Federal Reserve Vice Chair Lael Brainard noted Thursday that recent reports show high inflation in the United States is easing and suggested it was possible that price acceleration may cool without causing significant job losses.
Speaking in Chicago, Brainard sketched out a more optimistic outlook for inflation than some some Fed speakers have in recent days. “Inflation has declined in recent months from very high levels,” she said, noting a decline in energy prices since a surge last summer.
At the same time, Brainard cautioned that inflation is still high and said the Fed would have to keep interest rates elevated “for some time” to curb price growth. She did not explicitly signal whether she would support a quarter-point or half-point rate increase at the Fed’s next meeting Jan. 31-Feb. 1.
The Consumer Price Index rose, the Labor Department said last week — down sharply from 7.8% the previous month and the slowest annual rate of inflation since December of 2021.
Why inflation is easing
Even so, Brainard, an influential voice on policy who is close to Chair Jerome Powell, pointed to several trends that she said were likely to lower inflation in the coming months.
The cost of goods such as autos, furniture and clothes has declined, along with energy prices, she said. There are signs the job market is cooling, including a drop in the average workweek, which could signal smaller wage increases. Though higher pay is good for workers, it can fuel inflation if businesses charge more to offset their rising labor costs.
And Americans still generally expect inflation to decline in the coming years, Brainard noted. That’s an important measure because if people assume that prices will keep rising, they will alter their behavior by accelerating their purchases before prices rise further.
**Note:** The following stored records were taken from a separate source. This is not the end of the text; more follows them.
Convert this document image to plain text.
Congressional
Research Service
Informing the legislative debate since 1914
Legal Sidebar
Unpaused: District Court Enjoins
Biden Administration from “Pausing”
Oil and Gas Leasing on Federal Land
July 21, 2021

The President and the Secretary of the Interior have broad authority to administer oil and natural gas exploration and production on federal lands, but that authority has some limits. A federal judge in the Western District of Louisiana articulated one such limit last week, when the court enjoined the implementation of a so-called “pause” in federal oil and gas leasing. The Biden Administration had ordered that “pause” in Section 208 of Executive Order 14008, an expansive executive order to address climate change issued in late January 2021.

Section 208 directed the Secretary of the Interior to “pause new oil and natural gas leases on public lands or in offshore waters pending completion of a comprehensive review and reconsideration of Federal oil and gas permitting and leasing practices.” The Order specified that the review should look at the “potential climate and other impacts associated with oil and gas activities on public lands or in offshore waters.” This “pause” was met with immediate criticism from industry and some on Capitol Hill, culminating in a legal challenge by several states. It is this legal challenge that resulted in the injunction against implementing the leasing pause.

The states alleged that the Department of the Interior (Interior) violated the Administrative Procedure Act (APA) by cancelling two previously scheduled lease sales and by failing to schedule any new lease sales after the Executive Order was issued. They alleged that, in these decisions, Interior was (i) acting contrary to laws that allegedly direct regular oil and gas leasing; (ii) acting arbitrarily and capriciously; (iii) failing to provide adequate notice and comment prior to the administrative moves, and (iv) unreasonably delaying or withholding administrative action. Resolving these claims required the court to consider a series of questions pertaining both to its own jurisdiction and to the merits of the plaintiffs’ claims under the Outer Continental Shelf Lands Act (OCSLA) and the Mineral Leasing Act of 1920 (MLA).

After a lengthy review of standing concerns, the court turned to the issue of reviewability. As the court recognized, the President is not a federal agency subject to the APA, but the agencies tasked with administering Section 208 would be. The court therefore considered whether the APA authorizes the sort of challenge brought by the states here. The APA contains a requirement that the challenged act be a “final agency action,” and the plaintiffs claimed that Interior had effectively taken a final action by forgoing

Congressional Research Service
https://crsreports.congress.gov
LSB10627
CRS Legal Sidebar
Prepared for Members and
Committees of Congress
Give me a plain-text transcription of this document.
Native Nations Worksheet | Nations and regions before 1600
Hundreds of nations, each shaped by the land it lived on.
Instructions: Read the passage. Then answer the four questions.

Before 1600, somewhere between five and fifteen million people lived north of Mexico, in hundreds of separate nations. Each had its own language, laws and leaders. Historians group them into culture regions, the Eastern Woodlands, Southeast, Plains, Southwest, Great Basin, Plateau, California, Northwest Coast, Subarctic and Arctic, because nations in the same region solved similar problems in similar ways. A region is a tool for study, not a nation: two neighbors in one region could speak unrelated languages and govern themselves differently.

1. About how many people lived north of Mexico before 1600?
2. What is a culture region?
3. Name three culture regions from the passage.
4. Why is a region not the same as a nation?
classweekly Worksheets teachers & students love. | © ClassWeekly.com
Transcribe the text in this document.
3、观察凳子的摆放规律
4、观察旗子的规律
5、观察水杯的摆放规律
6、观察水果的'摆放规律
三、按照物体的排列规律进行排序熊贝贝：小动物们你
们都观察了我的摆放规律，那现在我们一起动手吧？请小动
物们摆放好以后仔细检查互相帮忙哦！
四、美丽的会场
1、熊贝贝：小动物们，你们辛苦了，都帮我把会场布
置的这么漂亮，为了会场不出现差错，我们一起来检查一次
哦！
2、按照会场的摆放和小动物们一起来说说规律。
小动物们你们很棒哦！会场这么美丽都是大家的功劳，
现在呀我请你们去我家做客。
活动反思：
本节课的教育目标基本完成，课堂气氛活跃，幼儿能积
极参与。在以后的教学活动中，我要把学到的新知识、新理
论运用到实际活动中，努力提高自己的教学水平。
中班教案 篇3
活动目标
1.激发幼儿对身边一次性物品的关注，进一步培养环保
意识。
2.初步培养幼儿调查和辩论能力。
They may also push for higher pay to offset rising costs, thereby worsening inflation.
Wage growth not driving inflation
Notably, Brainard pushed back on that rising worker wages during the pandemic are driving inflation. “It appears that workers in lower-wage sectors who saw high pandemic layoffs initially and benefited from job switching subsequently as businesses scrambled to hire have seen wage gains in real terms,” she said.
However, shed added, “the gains among lower-wage workers were more than offset by real wage declines among middle- and higher-wage workers in the context of a broader compression in the real wage distribution.”
All those factors, Brainard said, “may provide some reassurance that we are not currently experiencing a 1970s-style wage–price spiral.”
Fed officials are facing a set of increasingly difficult and high-risk decisions. After a series of big rate hikes last year, the central bank has raised its benchmark interest rate closer to the level that officials believe will finally tame inflation. That level is now the highest it has been in 15 years: 4.25% to 4.5%.
At the same time, the Fed’s key rate is also nearing levels that might turn out to be higher than needed to defeat high inflation — a miscalculation that would likely send the economy into a recession.
Signs of a slowdown
Numerous signs show that key areas of the economy are weakening. The housing market has been severely damaged by higher mortgage rates. This week, a report on retail sales showed that Americans pulled back on their spending last month, though some of the decline reflected lower prices for cars, gas, and other goods. Manufacturing output fell. And surveys of service companies and factories earlier this month pointed to shrinking production.
At the same time, other Fed officials this week have sounded a hard line on inflation and emphasized that they still support raising the central bank’s key rate above 5%. Some officials favor a full percentage point of additional rate increases.
“We’re not at 5% yet, we’re not above 5%, which I think is going to be needed given where my projections are for the economy,” Loretta Mester, president of the Federal Reserve Bank of Cleveland, said Tuesday in an interview with The Associated Press.
The combination of still-higher rates and gloomy economic data helped send financial markets sinking Wednesday, with smaller declines continuing Thursday.